When the movie premiered at the Radio City Music Hall, Bosley Crowther, in a somewhat ambivalent review, concludes "[there is] some very credible acting on the part of Mr. Grant and Miss Dunne is responsible in the main for the infectious quality of the film. Edgar Buchanan, too, gives an excellent performance as a good-old-Charlie friend, and Beulah Bondi is sensible as an orphanage matron. Heart-warming is the word for both of them. As a matter of fact, the whole picture deliberately cozies up to the heart. Noël Coward once dryly observed how extraordinarily potent cheap music is. That is certainly true of Penny Serenade".

Grant considered his role in Penny Serenade as his best performance. Dunne often remarked that this was her favorite film "because it reminded her of her own adopted daughter".

==Accolades==
Grant was nominated for the Academy Award for Best Actor for his performance. He lost to Gary Cooper's portrayal of Sergeant York at the 14th Academy Awards.

==Adaptations==
Penny Serenade was dramatized as a half-hour radio play on the November 16, 1941, broadcast of The Screen Guild Theater, starring Cary Grant and Irene Dunne in their original roles. It was also presented as an hour-long drama on Lux Radio Theater, first on April 27, 1942, with Robert Taylor and Barbara Stanwyck, and then on May 8, 1944, starring Joseph Cotten and Irene Dunne. Dunne again starred in July 1953 on CBS Radio's General Electric Theater.

A television adaptation for Lux Video Theatre, starring Phyllis Thaxter and Don Taylor, was broadcast on January 13, 1955, on NBC.

==Copyright status and home media==
The copyright on Penny Serenade was not renewed when its initial 28-year term expired and it entered the public domain in 1970. Subsequently, the film has seen many releases by budget labels on various home video formats, but all are of very poor quality and most, but not all, are missing a pivotal five-minute scene in which Grant pleads with a judge to be allowed to adopt despite the failure of his newspaper. The original elements are now with Paramount Global (under Paramount Pictures), via the company's former Republic Pictures library. Using these elements, Penny Serenade has been released uncut and in high quality on Blu-ray and DVD in the US (Olive Films, 2013) and Germany (Alive, 2017).

==In popular culture==
The main character in Ang Lee's Lust, Caution (2007) watches Penny Serenade in a Shanghai movie theater showing Western films.

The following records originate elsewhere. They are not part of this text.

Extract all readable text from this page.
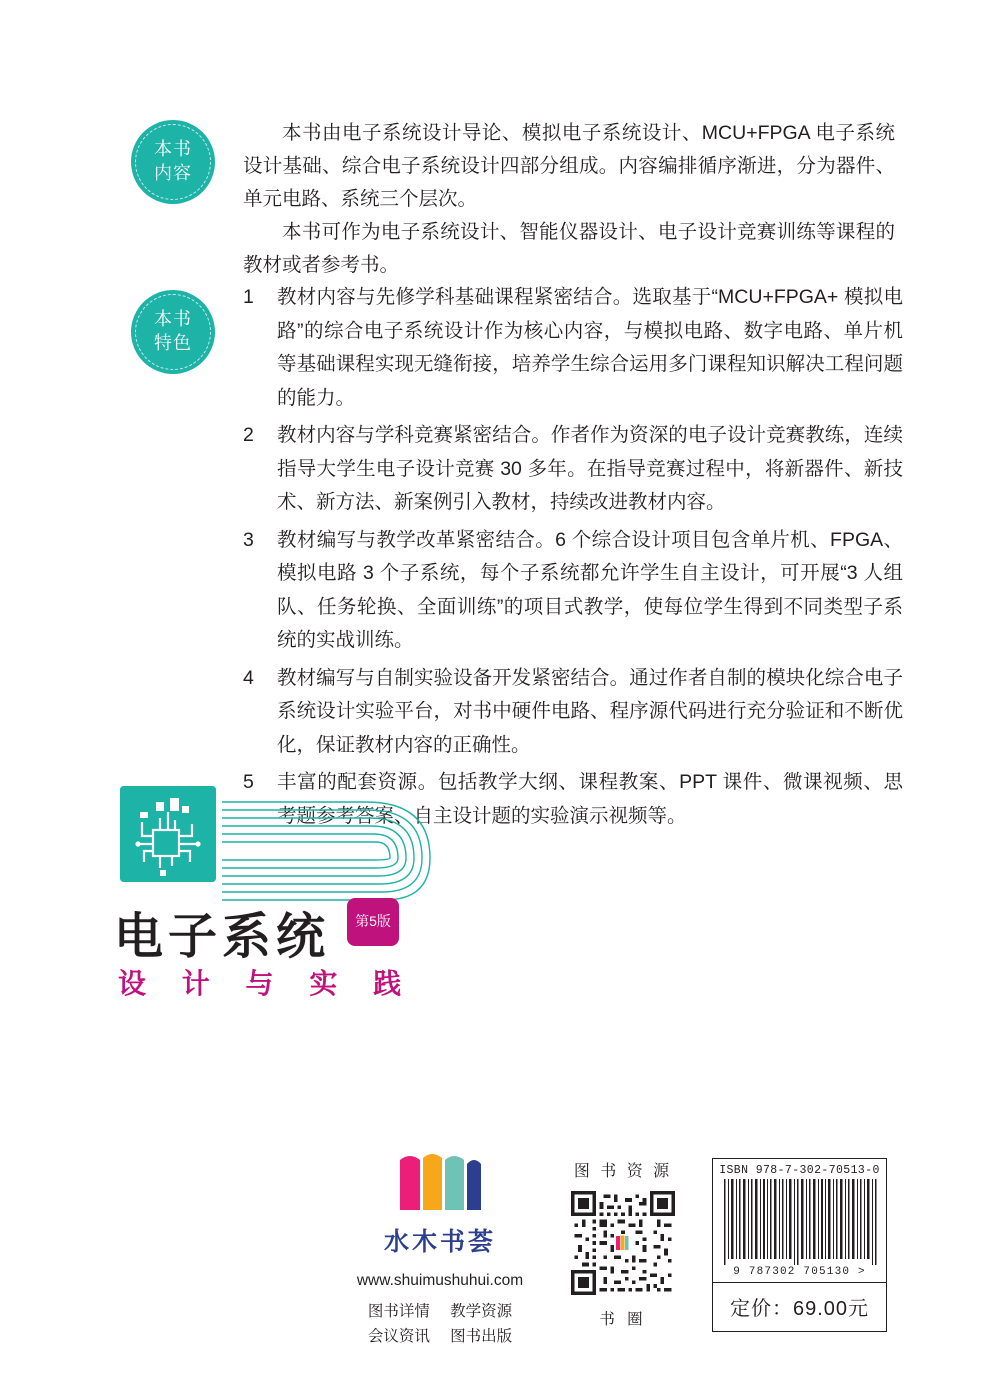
本书
内容
本书
特色

本书由电子系统设计导论、模拟电子系统设计、MCU+FPGA 电子系统设计基础、综合电子系统设计四部分组成。内容编排循序渐进，分为器件、单元电路、系统三个层次。

本书可作为电子系统设计、智能仪器设计、电子设计竞赛训练等课程的教材或者参考书。

1	教材内容与先修学科基础课程紧密结合。选取基于“MCU+FPGA+ 模拟电路”的综合电子系统设计作为核心内容，与模拟电路、数字电路、单片机等基础课程实现无缝衔接，培养学生综合运用多门课程知识解决工程问题的能力。
2	教材内容与学科竞赛紧密结合。作者作为资深的电子设计竞赛教练，连续指导大学生电子设计竞赛 30 多年。在指导竞赛过程中，将新器件、新技术、新方法、新案例引入教材，持续改进教材内容。
3	教材编写与教学改革紧密结合。6 个综合设计项目包含单片机、FPGA、模拟电路 3 个子系统，每个子系统都允许学生自主设计，可开展“3 人组队、任务轮换、全面训练”的项目式教学，使每位学生得到不同类型子系统的实战训练。
4	教材编写与自制实验设备开发紧密结合。通过作者自制的模块化综合电子系统设计实验平台，对书中硬件电路、程序源代码进行充分验证和不断优化，保证教材内容的正确性。
5	丰富的配套资源。包括教学大纲、课程教案、PPT 课件、微课视频、思考题参考答案、自主设计题的实验演示视频等。
电子系统 第 5 版
设 计 与 实 践
水木书荟
www.shuimushuhui.com
图书详情 教学资源
会议资讯 图书出版
图 书 资 源
书 圈
ISBN 978-7-302-70513-0
9 787302 705130 >
定价：69.00元
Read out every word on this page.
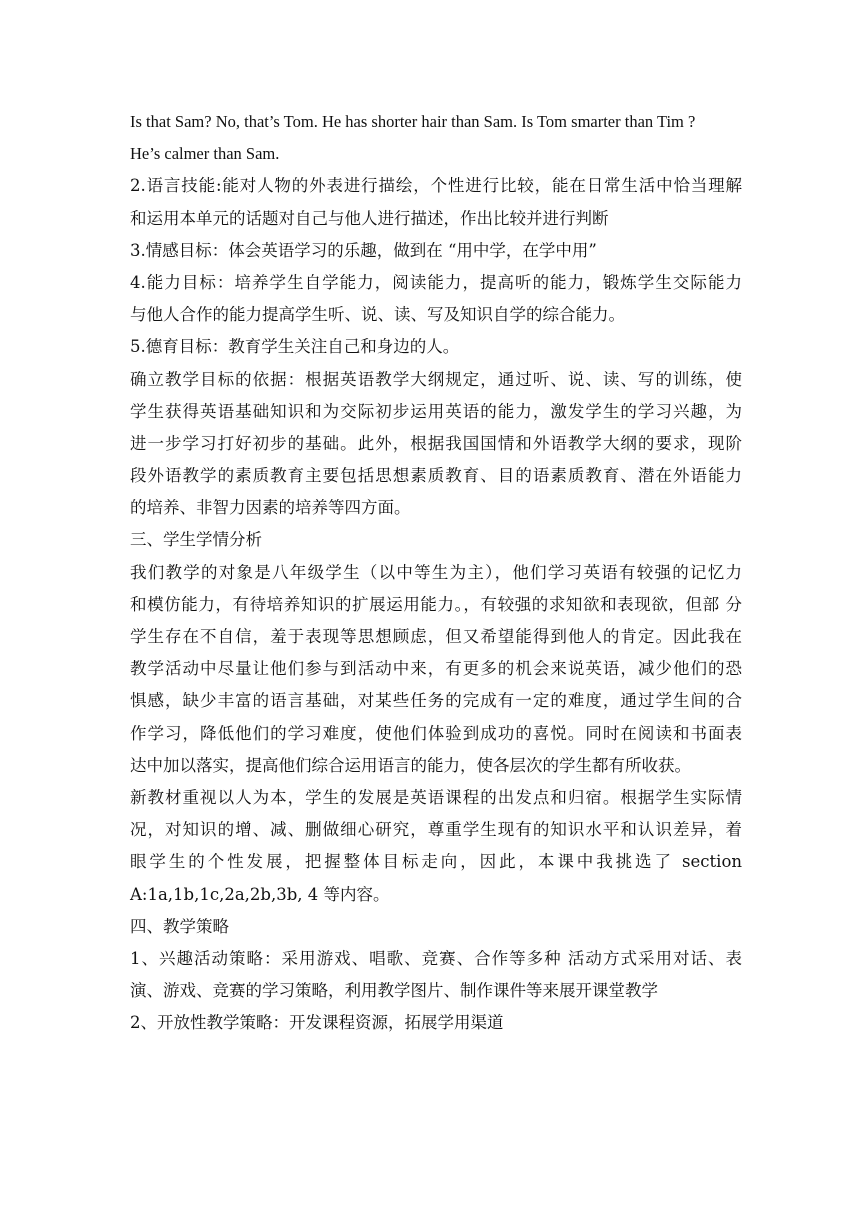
Is that Sam? No, that’s Tom. He has shorter hair than Sam. Is Tom smarter than Tim ?
He’s calmer than Sam.
2.语言技能:能对人物的外表进行描绘，个性进行比较，能在日常生活中恰当理解
和运用本单元的话题对自己与他人进行描述，作出比较并进行判断
3.情感目标：体会英语学习的乐趣，做到在 “用中学，在学中用”
4.能力目标：培养学生自学能力，阅读能力，提高听的能力，锻炼学生交际能力
与他人合作的能力提高学生听、说、读、写及知识自学的综合能力。
5.德育目标：教育学生关注自己和身边的人。
确立教学目标的依据：根据英语教学大纲规定，通过听、说、读、写的训练，使
学生获得英语基础知识和为交际初步运用英语的能力，激发学生的学习兴趣，为
进一步学习打好初步的基础。此外，根据我国国情和外语教学大纲的要求，现阶
段外语教学的素质教育主要包括思想素质教育、目的语素质教育、潜在外语能力
的培养、非智力因素的培养等四方面。
三、学生学情分析
我们教学的对象是八年级学生（以中等生为主），他们学习英语有较强的记忆力
和模仿能力，有待培养知识的扩展运用能力。，有较强的求知欲和表现欲，但部 分
学生存在不自信，羞于表现等思想顾虑，但又希望能得到他人的肯定。因此我在
教学活动中尽量让他们参与到活动中来，有更多的机会来说英语，减少他们的恐
惧感，缺少丰富的语言基础，对某些任务的完成有一定的难度，通过学生间的合
作学习，降低他们的学习难度，使他们体验到成功的喜悦。同时在阅读和书面表
达中加以落实，提高他们综合运用语言的能力，使各层次的学生都有所收获。
新教材重视以人为本，学生的发展是英语课程的出发点和归宿。根据学生实际情
况，对知识的增、减、删做细心研究，尊重学生现有的知识水平和认识差异，着
眼学生的个性发展，把握整体目标走向，因此，本课中我挑选了 section
A:1a,1b,1c,2a,2b,3b, 4 等内容。
四、教学策略
1、兴趣活动策略：采用游戏、唱歌、竞赛、合作等多种 活动方式采用对话、表
演、游戏、竞赛的学习策略，利用教学图片、制作课件等来展开课堂教学
2、开放性教学策略：开发课程资源，拓展学用渠道
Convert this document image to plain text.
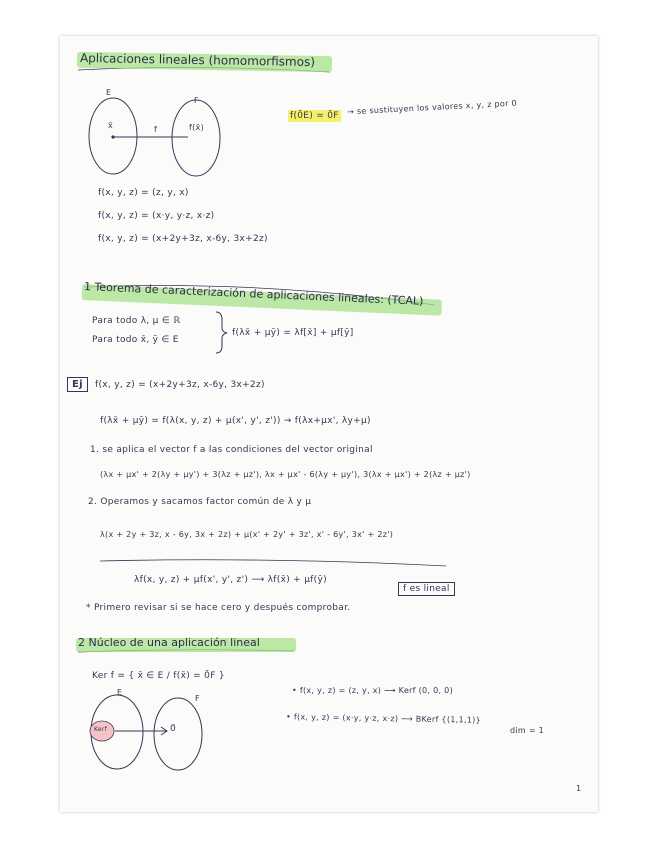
Aplicaciones lineales (homomorfismos)
E
F
x̄	f	f(x̄)
f(0̄E) = 0̄F → se sustituyen los valores x, y, z por 0
f(x, y, z) = (z, y, x)
f(x, y, z) = (x·y, y·z, x·z)
f(x, y, z) = (x+2y+3z, x-6y, 3x+2z)
1 Teorema de caracterización de aplicaciones lineales: (TCAL)
Para todo λ, μ ∈ ℝ
Para todo x̄, ȳ ∈ E
f(λx̄ + μȳ) = λf[x̄] + μf[ȳ]
Ej	f(x, y, z) = (x+2y+3z, x-6y, 3x+2z)
f(λx̄ + μȳ) = f(λ(x, y, z) + μ(x', y', z')) → f(λx+μx', λy+μ)
1. se aplica el vector f a las condiciones del vector original
(λx + μx' + 2(λy + μy') + 3(λz + μz'), λx + μx' - 6(λy + μy'), 3(λx + μx') + 2(λz + μz')
2. Operamos y sacamos factor común de λ y μ
λ(x + 2y + 3z, x - 6y, 3x + 2z) + μ(x' + 2y' + 3z', x' - 6y', 3x' + 2z')
λf(x, y, z) + μf(x', y', z') ⟶ λf(x̄) + μf(ȳ)
f es lineal
* Primero revisar si se hace cero y después comprobar.
2 Núcleo de una aplicación lineal
Ker f = { x̄ ∈ E / f(x̄) = 0̄F }
E
F
Kerf	0̄
• f(x, y, z) = (z, y, x) ⟶ Kerf (0, 0, 0)
• f(x, y, z) = (x·y, y·z, x·z) ⟶ BKerf {(1,1,1)}
dim = 1
1
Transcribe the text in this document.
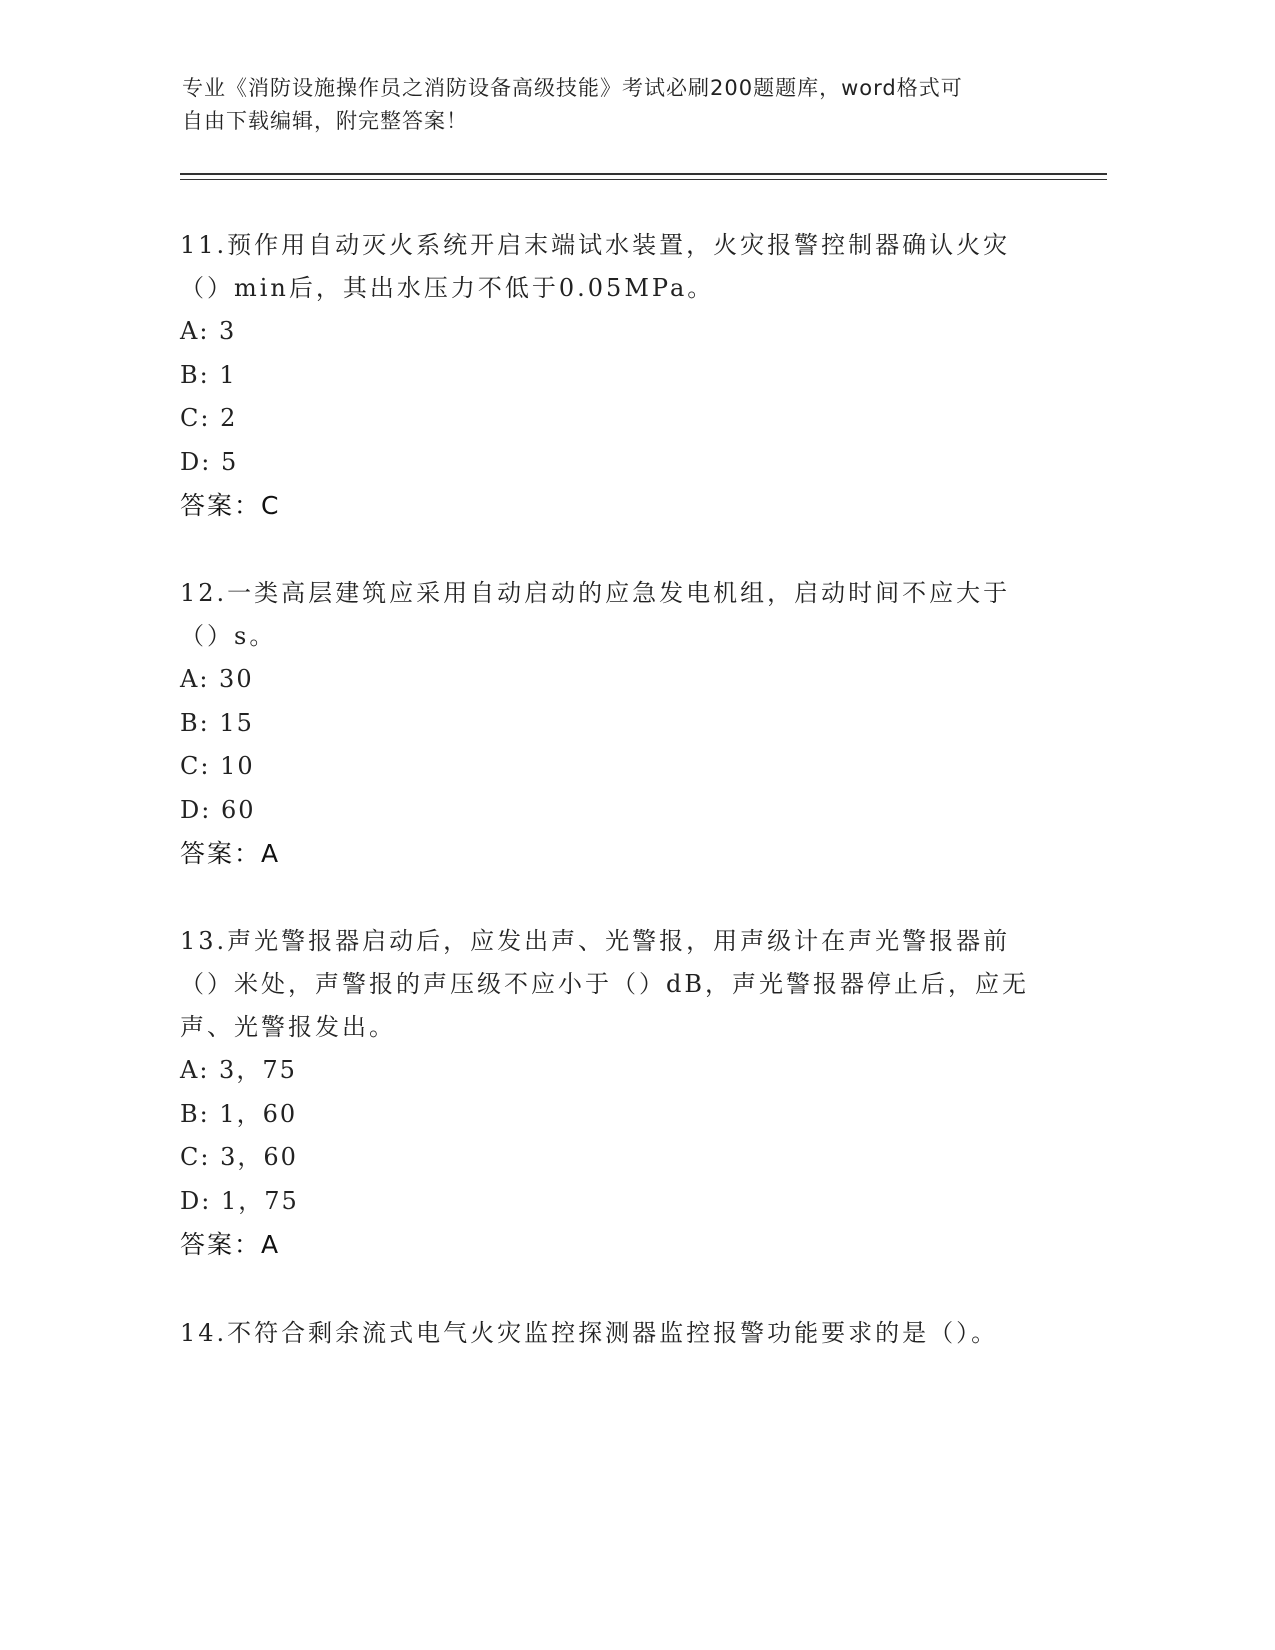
专业《消防设施操作员之消防设备高级技能》考试必刷200题题库，word格式可
自由下载编辑，附完整答案！

11.预作用自动灭火系统开启末端试水装置，火灾报警控制器确认火灾（）min后，其出水压力不低于0.05MPa。

A: 3

B: 1

C: 2

D: 5

答案：C

12.一类高层建筑应采用自动启动的应急发电机组，启动时间不应大于（）s。

A: 30

B: 15

C: 10

D: 60

答案：A

13.声光警报器启动后，应发出声、光警报，用声级计在声光警报器前（）米处，声警报的声压级不应小于（）dB，声光警报器停止后，应无声、光警报发出。

A: 3，75

B: 1，60

C: 3，60

D: 1，75

答案：A

14.不符合剩余流式电气火灾监控探测器监控报警功能要求的是（）。
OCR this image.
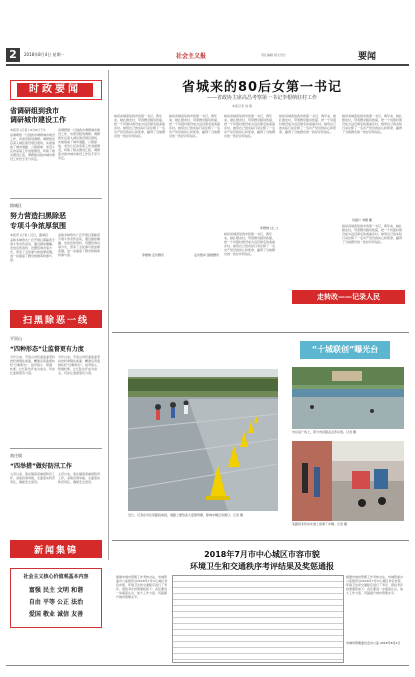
2	2018年8月4日 星期一	社会主义报	责任编辑 版式设计	要闻
时政要闻
省调研组到我市
调研城市建设工作
本报讯 (记者 ) 6月8日下午
省调研组一行到我市调研城市建设工作，市领导陪同调研。调研组先后深入城区建设项目现场，实地察看了城市道路、公园绿地、老旧小区改造等工作进展情况，听取了相关情况汇报。调研组对我市城市建设工作给予充分肯定。
省调研组一行到我市调研城市建设工作，市领导陪同调研。调研组先后深入城区建设项目现场，实地察看了城市道路、公园绿地、老旧小区改造等工作进展情况，听取了相关情况汇报。调研组对我市城市建设工作给予充分肯定。
路城区
努力营造扫黑除恶
专项斗争浓厚氛围
本报讯 (记者 ) 近日，路城区
采取多种形式广泛开展扫黑除恶专项斗争宣传活动，通过悬挂横幅、发放宣传资料、设置咨询台等方式，营造了全民参与的浓厚氛围，进一步提高了群众知晓率和参与度。
采取多种形式广泛开展扫黑除恶专项斗争宣传活动，通过悬挂横幅、发放宣传资料、设置咨询台等方式，营造了全民参与的浓厚氛围，进一步提高了群众知晓率和参与度。
扫黑除恶一线
平顶山
“四种形态”让监督更有力度
今年以来，平顶山市纪委监委坚持把纪律挺在前面，精准运用监督执纪“四种形态”，抓早抓小、防微杜渐，让红脸出汗成为常态，切实让监督更有力度。
今年以来，平顶山市纪委监委坚持把纪律挺在前面，精准运用监督执纪“四种形态”，抓早抓小、防微杜渐，让红脸出汗成为常态，切实让监督更有力度。
商庄镇
“四举措”做好防汛工作
入汛以来，商庄镇高度重视防汛工作，采取四项举措，全面落实防汛责任，确保安全度汛。
入汛以来，商庄镇高度重视防汛工作，采取四项举措，全面落实防汛责任，确保安全度汛。
新闻集锦
社会主义核心价值观基本内容
富强 民主 文明 和谐
自由 平等 公正 法治
爱国 敬业 诚信 友善
省城来的80后女第一书记
——省政协主席高昌考察第一书记李根纳驻村工作
本报记者 刘 翔
她是省城派驻我市的第一书记，两年来，她扎根农村，带领群众脱贫致富，把一个贫困村建设成为远近闻名的美丽乡村。她用自己的实际行动诠释了一名共产党员的初心和使命，赢得了当地群众的一致好评和信任。
她是省城派驻我市的第一书记，两年来，她扎根农村，带领群众脱贫致富，把一个贫困村建设成为远近闻名的美丽乡村。她用自己的实际行动诠释了一名共产党员的初心和使命，赢得了当地群众的一致好评和信任。
她是省城派驻我市的第一书记，两年来，她扎根农村，带领群众脱贫致富，把一个贫困村建设成为远近闻名的美丽乡村。她用自己的实际行动诠释了一名共产党员的初心和使命，赢得了当地群众的一致好评和信任。
她是省城派驻我市的第一书记，两年来，她扎根农村，带领群众脱贫致富，把一个贫困村建设成为远近闻名的美丽乡村。她用自己的实际行动诠释了一名共产党员的初心和使命，赢得了当地群众的一致好评和信任。
她是省城派驻我市的第一书记，两年来，她扎根农村，带领群众脱贫致富，把一个贫困村建设成为远近闻名的美丽乡村。她用自己的实际行动诠释了一名共产党员的初心和使命，赢得了当地群众的一致好评和信任。
李根纳 走访群众	走访慰问 困难群众
李根纳 (左二)
贫困户 刘翔 摄
她是省城派驻我市的第一书记，两年来，她扎根农村，带领群众脱贫致富，把一个贫困村建设成为远近闻名的美丽乡村。她用自己的实际行动诠释了一名共产党员的初心和使命，赢得了当地群众的一致好评和信任。
她是省城派驻我市的第一书记，两年来，她扎根农村，带领群众脱贫致富，把一个贫困村建设成为远近闻名的美丽乡村。她用自己的实际行动诠释了一名共产党员的初心和使命，赢得了当地群众的一致好评和信任。
走转改——记录人民
近日，记者在市区某路段看到，道路上摆放着大量锥形桶，影响车辆正常通行。记者 摄
“十城联创”曝光台
市区某广场上，部分市民随意丢弃垃圾。记者 摄
某路段非机动车道上停满了车辆。记者 摄
2018年7月市中心城区市容市貌
环境卫生和交通秩序考评结果及奖惩通报
根据市城市管理工作考核办法，市城管委办公室组织对2018年7月中心城区市容市貌、环境卫生和交通秩序进行了考评，现将考评结果通报如下：各区要进一步提高认识，加大工作力度，巩固提升城市管理水平。
根据市城市管理工作考核办法，市城管委办公室组织对2018年7月中心城区市容市貌、环境卫生和交通秩序进行了考评，现将考评结果通报如下：各区要进一步提高认识，加大工作力度，巩固提升城市管理水平。
市城市管理委员会办公室 2018年8月2日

In the film Thelma & Louise (1991), state police and FBI personnel watch Penny Serenade on late-night television while monitoring a phone tap at Thelma's home in Arkansas. (Only the film's audio is briefly heard.)

In The Sopranos episode "The Weight" (2002), Ginny Sacrimoni claims to be up late because Penny Serenade was on AMC, when in fact she was weighing herself.